I met an old school friend after 20 years. We reconnected straight away, almost as if those 20 years had never elapsed. It also happened that I met another friend a few days later (I hope she does not read this blog!) and although we meet every few months, this time I felt uneasy. Something had changed. Our interests are no longer the same. She is not keen on listening about my spiritual path and I was not as interested in knowing about her daily activities as I used to be. Our conversations were mostly about her, and after a while, I got tired of it. Basically, I was moving in a different direction, I don’t mean a better one, just a different one. Our friendship changed to friendliness over time.
No strings attached
Some people get confused between friendliness and friendship. We don’t want to be friends with everyone we meet but we are usually friendly towards people, especially if we meet them through someone we know or through work, parties and events. Did you ever meet someone for the first time and try to keep your distance but the other person clearly wants to know you better? You don’t want to be rude, so you have a polite conversation while desperately looking for a way out. The person mistakes your friendliness and thinks that you want to know more. No sooner have you said goodbye than there’s a Facebook friend request waiting for you! Luckily there is a delete option … not so lucky if you know that your paths will cross again. Facebook is a great tool to keep in touch with people you like but it can be awkward when all you want to say ‘I don’t want to be your friend.’

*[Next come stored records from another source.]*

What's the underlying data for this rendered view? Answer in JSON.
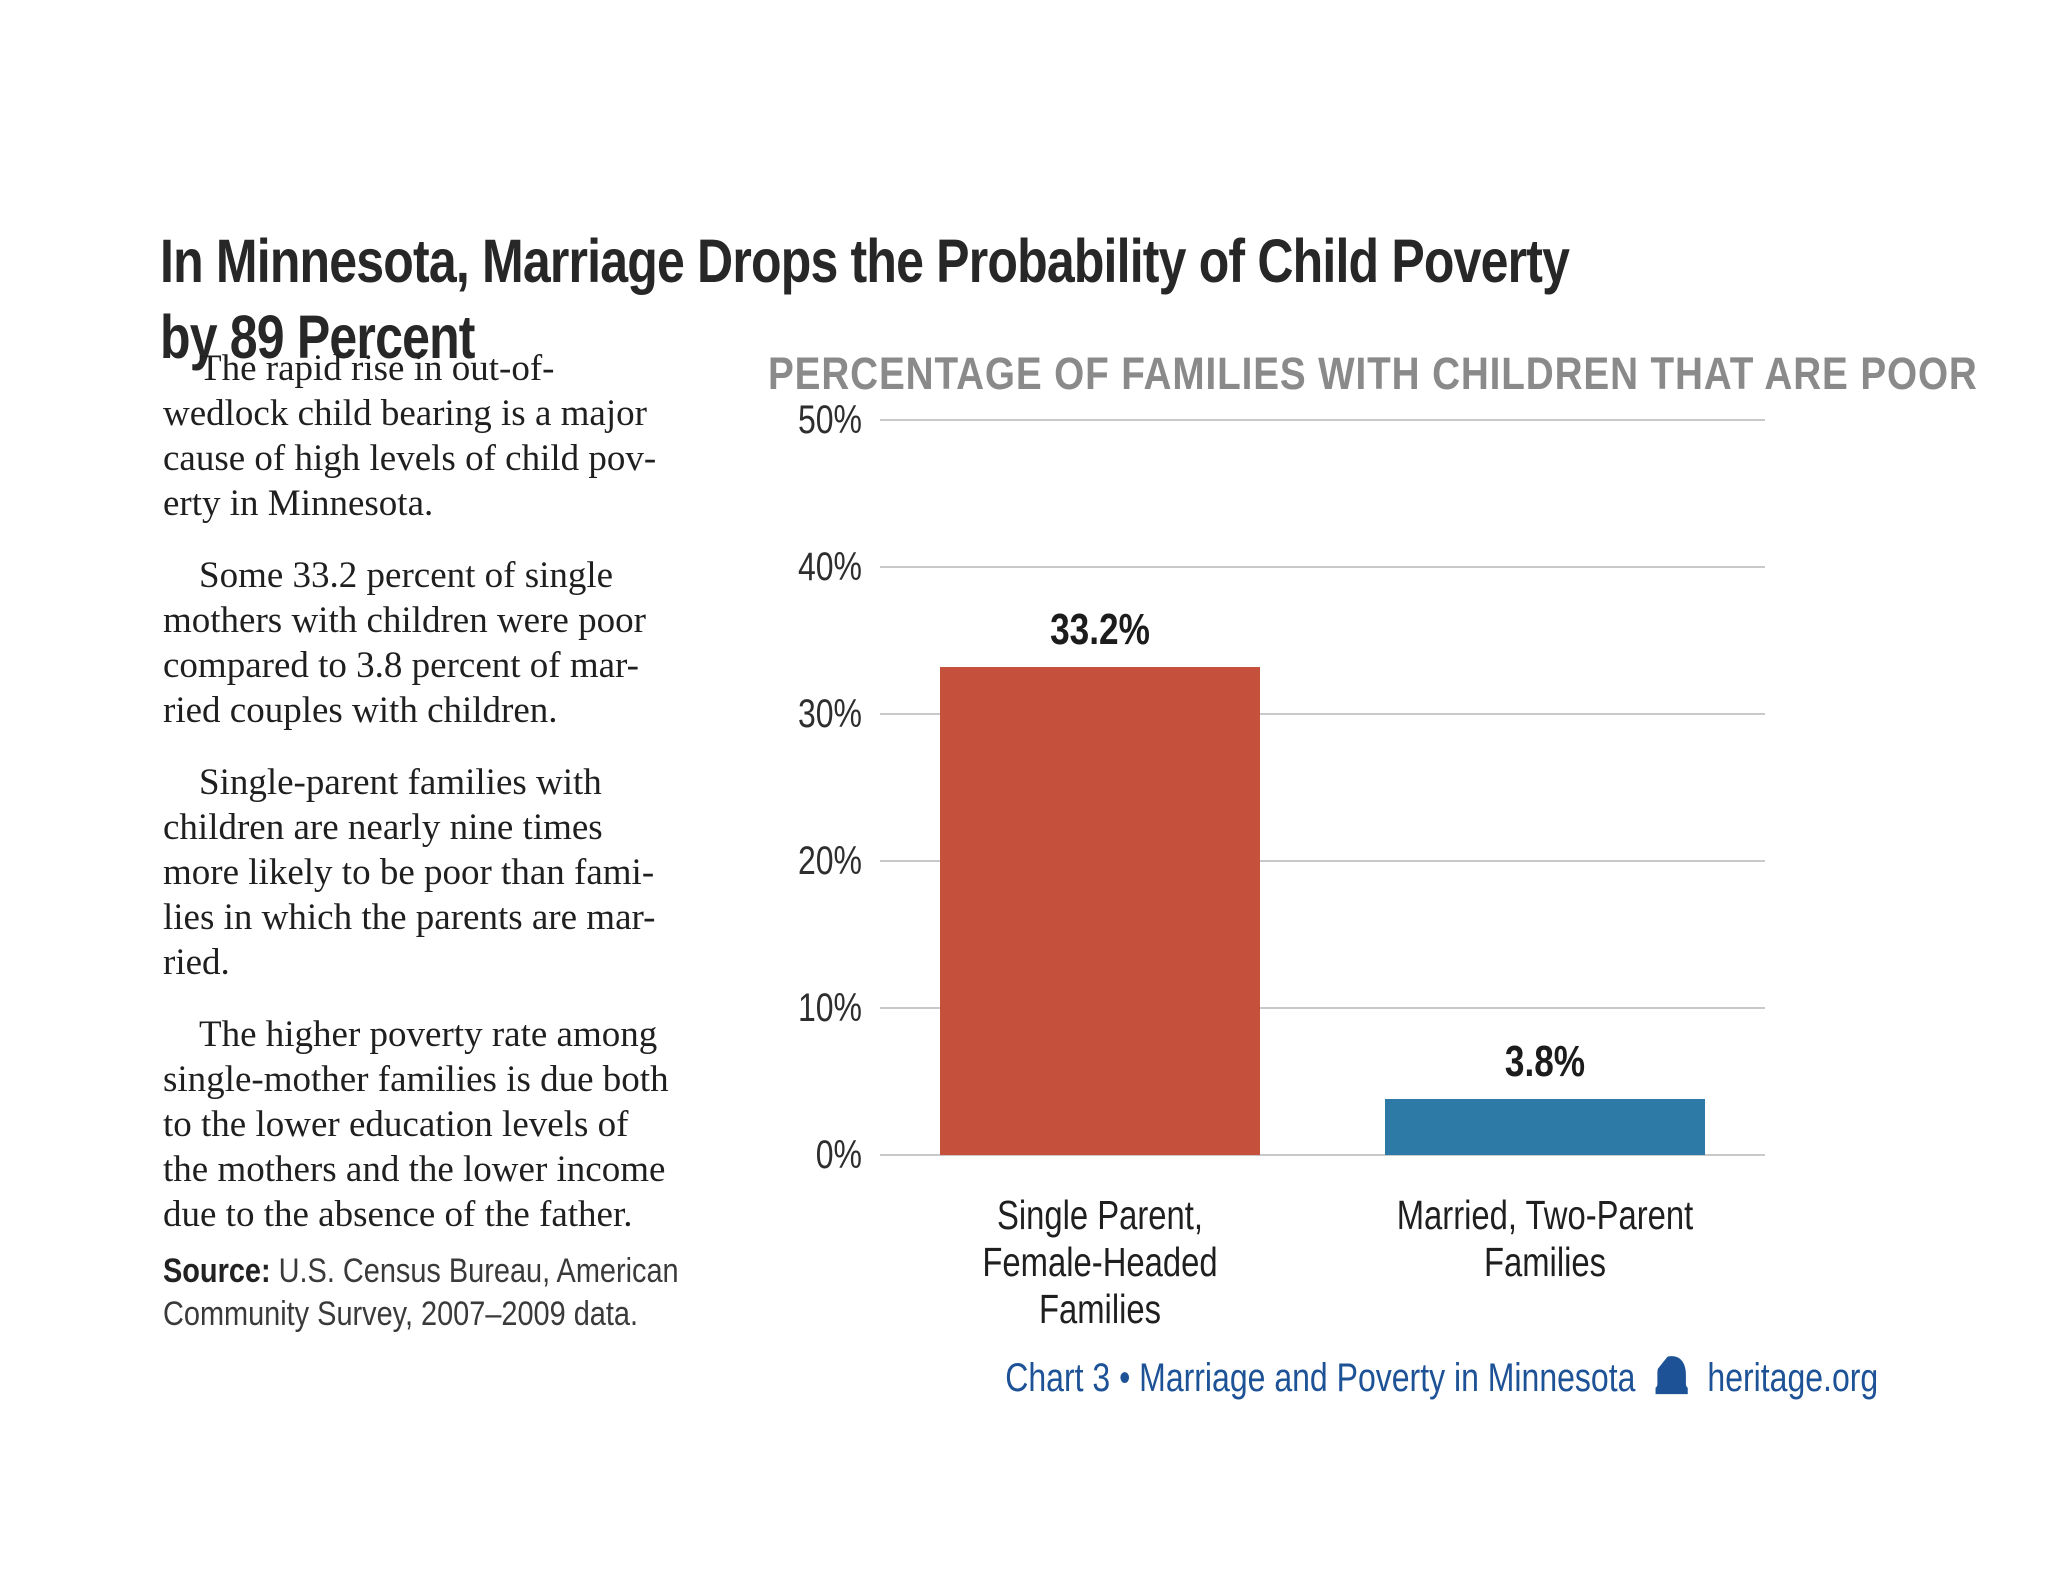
{
  "page": {
    "title_lines": [
      "In Minnesota, Marriage Drops the Probability of Child Poverty",
      "by 89 Percent"
    ]
  },
  "article": {
    "paragraphs": [
      [
        "The rapid rise in out-of-",
        "wedlock child bearing is a major",
        "cause of high levels of child pov-",
        "erty in Minnesota."
      ],
      [
        "Some 33.2 percent of single",
        "mothers with children were poor",
        "compared to 3.8 percent of mar-",
        "ried couples with children."
      ],
      [
        "Single-parent families with",
        "children are nearly nine times",
        "more likely to be poor than fami-",
        "lies in which the parents are mar-",
        "ried."
      ],
      [
        "The higher poverty rate among",
        "single-mother families is due both",
        "to the lower education levels of",
        "the mothers and the lower income",
        "due to the absence of the father."
      ]
    ],
    "source": {
      "label": "Source:",
      "text_lines": [
        "U.S. Census Bureau, American",
        "Community Survey, 2007–2009 data."
      ]
    }
  },
  "chart_data": {
    "type": "bar",
    "title": "PERCENTAGE OF FAMILIES WITH CHILDREN THAT ARE POOR",
    "title_color": "#8A8A8A",
    "categories": [
      [
        "Single Parent,",
        "Female-Headed",
        "Families"
      ],
      [
        "Married, Two-Parent",
        "Families"
      ]
    ],
    "values": [
      33.2,
      3.8
    ],
    "value_labels": [
      "33.2%",
      "3.8%"
    ],
    "bar_colors": [
      "#C5513C",
      "#2E7AA6"
    ],
    "ylim": [
      0,
      50
    ],
    "yticks": [
      0,
      10,
      20,
      30,
      40,
      50
    ],
    "ytick_labels": [
      "0%",
      "10%",
      "20%",
      "30%",
      "40%",
      "50%"
    ],
    "grid": true,
    "legend": "none",
    "gridline_color": "#C9C9C9"
  },
  "footer": {
    "text": "Chart 3 • Marriage and Poverty in Minnesota",
    "site": "heritage.org",
    "icon": "liberty-bell-icon",
    "color": "#1D5296"
  }
}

It is easier to ignore a friend request from a stranger than distance ourselves from a friend but having said this, there are actually no strings attached in friendship other than those we choose to tie. Friendships last only for as long as we would like them to. We all change. Our values, personalities, and paths evolve over time and these alter our perception of relationships. Accordingly, we can move away from old friends and make new ones. We are not obliged to be with people who are not on the same wavelength anymore just because we have known them for a long time.
Friends used to be part of our daily lives at school and university. When we start working our priorities, locations and interests usually change. Some friends drop on our list of relationships. The same happens when we get married as they drop further down. As we become a parent they can get to the last position or even disappear completely. However, strong friendships last naturally without us having to do a thing even if we are not often in touch. True friends are like family where the bond lasts forever.

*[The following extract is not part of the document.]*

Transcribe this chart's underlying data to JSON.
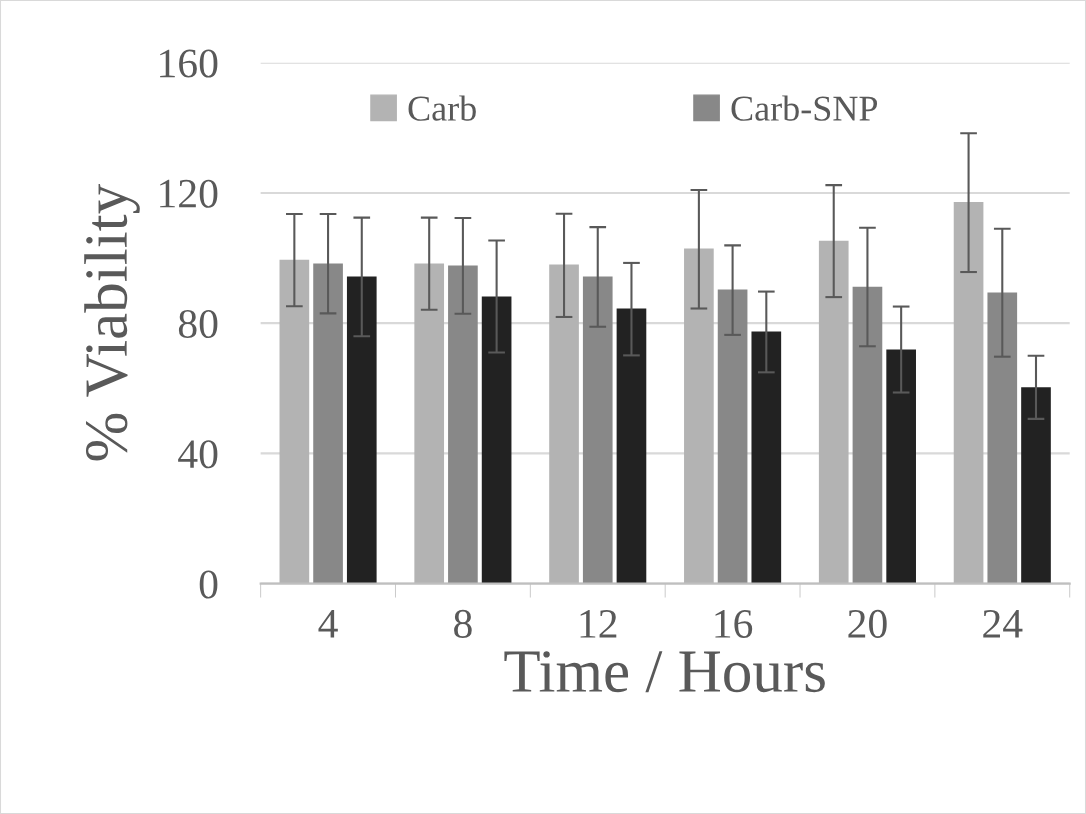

Friends are great teachers
If we take a moment to think about them, we might find that friends are useful teachers. They are a reflection of a part of us and play an important role in the way we see ourselves. Some meet to gossip. Others are there to advise and support each other in times of need. Some meet to relax and have fun. Others meet for social activities or sports. Some meet when they have nothing else to do and need to pass the time. Many of us share a few of these areas with the same friend or can have different ones in each. There is no judgement here. We go through different phases in our lives where a bit of gossiping might do us well, in the same way as going for a walk.

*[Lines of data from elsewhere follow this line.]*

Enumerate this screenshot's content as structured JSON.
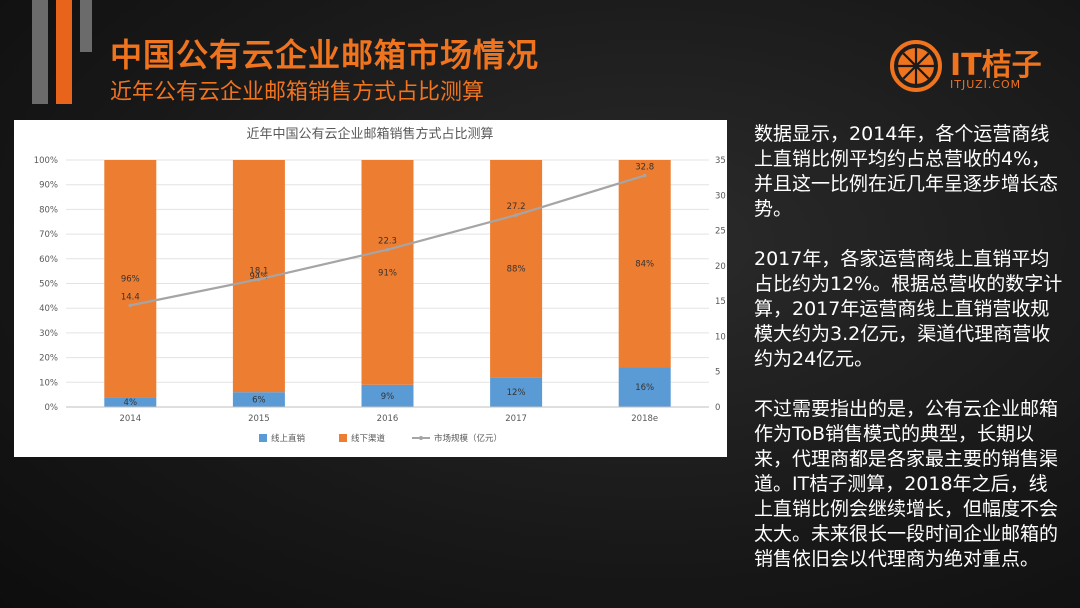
{
  "header": {
    "title": "中国公有云企业邮箱市场情况",
    "subtitle": "近年公有云企业邮箱销售方式占比测算"
  },
  "logo": {
    "name": "IT桔子",
    "domain": "ITJUZI.COM"
  },
  "colors": {
    "accent": "#f0731e",
    "online": "#5b9bd5",
    "offline": "#ed7d31",
    "market": "#a5a5a5"
  },
  "chart_data": {
    "type": "bar",
    "stacked": true,
    "title": "近年中国公有云企业邮箱销售方式占比测算",
    "categories": [
      "2014",
      "2015",
      "2016",
      "2017",
      "2018e"
    ],
    "series": [
      {
        "name": "线上直销",
        "values": [
          4,
          6,
          9,
          12,
          16
        ],
        "labels": [
          "4%",
          "6%",
          "9%",
          "12%",
          "16%"
        ]
      },
      {
        "name": "线下渠道",
        "values": [
          96,
          94,
          91,
          88,
          84
        ],
        "labels": [
          "96%",
          "94%",
          "91%",
          "88%",
          "84%"
        ]
      },
      {
        "name": "市场规模（亿元）",
        "type": "line",
        "axis": "right",
        "values": [
          14.4,
          18.1,
          22.3,
          27.2,
          32.8
        ],
        "labels": [
          "14.4",
          "18.1",
          "22.3",
          "27.2",
          "32.8"
        ]
      }
    ],
    "ylim": [
      0,
      100
    ],
    "yticks": [
      "0%",
      "10%",
      "20%",
      "30%",
      "40%",
      "50%",
      "60%",
      "70%",
      "80%",
      "90%",
      "100%"
    ],
    "y2lim": [
      0,
      35
    ],
    "y2ticks": [
      "0",
      "5",
      "10",
      "15",
      "20",
      "25",
      "30",
      "35"
    ],
    "legend": "bottom"
  },
  "paragraphs": [
    "数据显示，2014年，各个运营商线上直销比例平均约占总营收的4%，并且这一比例在近几年呈逐步增长态势。",
    "2017年，各家运营商线上直销平均占比约为12%。根据总营收的数字计算，2017年运营商线上直销营收规模大约为3.2亿元，渠道代理商营收约为24亿元。",
    "不过需要指出的是，公有云企业邮箱作为ToB销售模式的典型，长期以来，代理商都是各家最主要的销售渠道。IT桔子测算，2018年之后，线上直销比例会继续增长，但幅度不会太大。未来很长一段时间企业邮箱的销售依旧会以代理商为绝对重点。"
  ]
}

There is a downside though. Some friendships can become overwhelming to the point that we lose our own identity. At times we look outside for approval. It is normal to ask friends about their opinion on some clothes that we would like to buy but it gets risky if each time we go out we need them to tell us what to wear. It is worse if we allow them to always decide on what to choose, what to do and where to go. Giving advice is one thing but imposing oneself is totally different. People who lack confidence, self-worth and self-love have to be careful not to let a friend take over their life. It is very difficult for us to find a space of our own in such relationships.
When it is time to move on
As we develop confidence and start to feel independent, the energetic bond with domineering friends change. Some of them are able to adjust to shifts and relationships carry on smoothly from a different perspective. They actually feel happy for us and support us in a beneficial way. Unfortunately, some remain stuck in a place where they want us to need them in the same way that they need us. Our friendship has been making them feel useful and strong. By taking this ‘right’ away from them, they start to feel alone and vulnerable. This can also bring up jealousy and resentment. It might be a signal that it is time to either have a serious conversation or simply to let go and move on. Stop watering dead flowers.
Notice how your circle of friends might have evolved over time. It is a reflection of how you have changed and it might also be an indication of the direction in which you are heading. It is advisable to be around people who bring out the very best in you and help you develop your life positively.